As semiconductor based quantum devices scale up from single to multiple qubits there is an increasing need to integrate classical semiconductor based devices to manage and generate control signals.  We discuss progress on integrating field-effect transistors with planar quantum dot devices to achieve a high level of device throughput by creating on-chip multiplexers for our devices.  Using the on-chip multiplexers we can overcome the challenge of the limited number of electrical connections available in a typical dilution refrigerator while still working at the milli-Kelvin temperatures necessary for quantum operations.  Additionally, we report on recent work on gate designs for scaling up to multiple, coupled Si/SiGe qubits.  In particular we discuss the design, fabrication and initial characterization of quadruple quantum dot devices. 

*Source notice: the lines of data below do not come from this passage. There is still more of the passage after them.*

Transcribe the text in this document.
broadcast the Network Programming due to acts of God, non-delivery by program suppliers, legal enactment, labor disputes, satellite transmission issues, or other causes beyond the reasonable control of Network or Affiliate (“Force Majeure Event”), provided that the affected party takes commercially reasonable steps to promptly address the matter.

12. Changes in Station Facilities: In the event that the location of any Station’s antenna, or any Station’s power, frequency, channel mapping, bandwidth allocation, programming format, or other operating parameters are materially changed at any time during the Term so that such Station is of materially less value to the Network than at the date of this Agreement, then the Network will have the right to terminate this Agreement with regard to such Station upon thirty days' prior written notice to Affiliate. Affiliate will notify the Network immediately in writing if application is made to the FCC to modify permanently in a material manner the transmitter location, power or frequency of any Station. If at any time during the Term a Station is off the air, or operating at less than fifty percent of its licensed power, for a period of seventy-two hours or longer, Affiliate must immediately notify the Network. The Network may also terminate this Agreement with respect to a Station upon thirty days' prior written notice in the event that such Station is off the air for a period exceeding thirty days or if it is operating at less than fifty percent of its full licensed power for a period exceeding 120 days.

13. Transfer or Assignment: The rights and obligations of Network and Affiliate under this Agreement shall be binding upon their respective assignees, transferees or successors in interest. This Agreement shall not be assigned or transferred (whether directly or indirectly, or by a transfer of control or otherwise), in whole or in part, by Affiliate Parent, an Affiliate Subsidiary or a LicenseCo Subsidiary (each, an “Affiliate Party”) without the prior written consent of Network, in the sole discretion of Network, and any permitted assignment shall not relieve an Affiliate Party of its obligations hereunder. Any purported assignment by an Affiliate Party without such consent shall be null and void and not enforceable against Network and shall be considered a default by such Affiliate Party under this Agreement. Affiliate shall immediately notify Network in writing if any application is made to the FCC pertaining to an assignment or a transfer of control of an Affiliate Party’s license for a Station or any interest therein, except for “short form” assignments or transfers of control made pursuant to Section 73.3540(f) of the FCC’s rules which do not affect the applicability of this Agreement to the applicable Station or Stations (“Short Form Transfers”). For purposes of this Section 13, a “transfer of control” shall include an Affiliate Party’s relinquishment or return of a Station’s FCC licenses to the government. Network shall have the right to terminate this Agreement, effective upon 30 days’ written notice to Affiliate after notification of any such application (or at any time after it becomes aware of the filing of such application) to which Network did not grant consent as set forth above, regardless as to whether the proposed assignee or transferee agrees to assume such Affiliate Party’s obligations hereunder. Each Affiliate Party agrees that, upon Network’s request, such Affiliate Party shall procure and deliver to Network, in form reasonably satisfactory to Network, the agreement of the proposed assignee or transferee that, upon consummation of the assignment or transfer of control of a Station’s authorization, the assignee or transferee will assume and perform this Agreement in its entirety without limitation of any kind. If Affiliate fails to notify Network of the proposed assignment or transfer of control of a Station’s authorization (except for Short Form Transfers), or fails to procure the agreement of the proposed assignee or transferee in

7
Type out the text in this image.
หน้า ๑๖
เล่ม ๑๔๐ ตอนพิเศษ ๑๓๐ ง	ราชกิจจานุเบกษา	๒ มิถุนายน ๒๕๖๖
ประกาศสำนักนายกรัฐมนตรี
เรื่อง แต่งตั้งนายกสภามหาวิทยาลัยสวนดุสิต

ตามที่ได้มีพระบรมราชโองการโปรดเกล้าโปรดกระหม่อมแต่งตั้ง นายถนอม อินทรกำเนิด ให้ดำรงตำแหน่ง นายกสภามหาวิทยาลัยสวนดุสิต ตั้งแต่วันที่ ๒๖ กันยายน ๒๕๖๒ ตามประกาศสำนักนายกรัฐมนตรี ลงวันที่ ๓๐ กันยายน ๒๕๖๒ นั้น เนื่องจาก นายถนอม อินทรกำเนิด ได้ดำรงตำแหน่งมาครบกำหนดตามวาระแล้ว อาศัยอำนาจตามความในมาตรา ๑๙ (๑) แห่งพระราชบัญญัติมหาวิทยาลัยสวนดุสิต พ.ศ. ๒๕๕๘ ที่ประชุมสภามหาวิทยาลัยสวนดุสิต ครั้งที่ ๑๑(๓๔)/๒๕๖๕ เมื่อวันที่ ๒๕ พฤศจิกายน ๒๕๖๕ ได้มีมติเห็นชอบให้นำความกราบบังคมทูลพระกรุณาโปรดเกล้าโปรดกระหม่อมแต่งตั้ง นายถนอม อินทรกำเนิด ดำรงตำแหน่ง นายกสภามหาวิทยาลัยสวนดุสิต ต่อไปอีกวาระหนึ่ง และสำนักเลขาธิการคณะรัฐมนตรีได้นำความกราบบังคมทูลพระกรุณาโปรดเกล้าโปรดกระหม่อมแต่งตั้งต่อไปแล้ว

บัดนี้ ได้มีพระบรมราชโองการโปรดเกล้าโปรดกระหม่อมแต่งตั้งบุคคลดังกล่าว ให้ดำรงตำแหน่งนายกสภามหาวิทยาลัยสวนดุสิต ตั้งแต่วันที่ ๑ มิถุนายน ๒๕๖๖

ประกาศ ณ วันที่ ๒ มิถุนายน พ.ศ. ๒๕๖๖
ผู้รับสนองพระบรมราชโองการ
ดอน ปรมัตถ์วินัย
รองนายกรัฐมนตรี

This work was supported in part by the U.S. Army Research Office (W911NF-08-1-0482, W911NF-12-1-0607), the United States Department of Defense, and by the Laboratory Directed Research and Development program at Sandia National Laboratories.  Sandia National Laboratories is a multi-program laboratory managed and operated by Sandia Corporation, a wholly owned subsidiary of Lockheed Martin Corporation, for the U.S. Department of Energy's National Nuclear Security Administration under contract DE-AC04-94AL85000.  The views and conclusions contained in this document are those of the authors and should not be interpreted as representing the official policies, either expressly or implied, of the US Government. Development and maintenance of the growth facilities used for fabricating samples is supported by DOE (DE-FG02-503ER46028).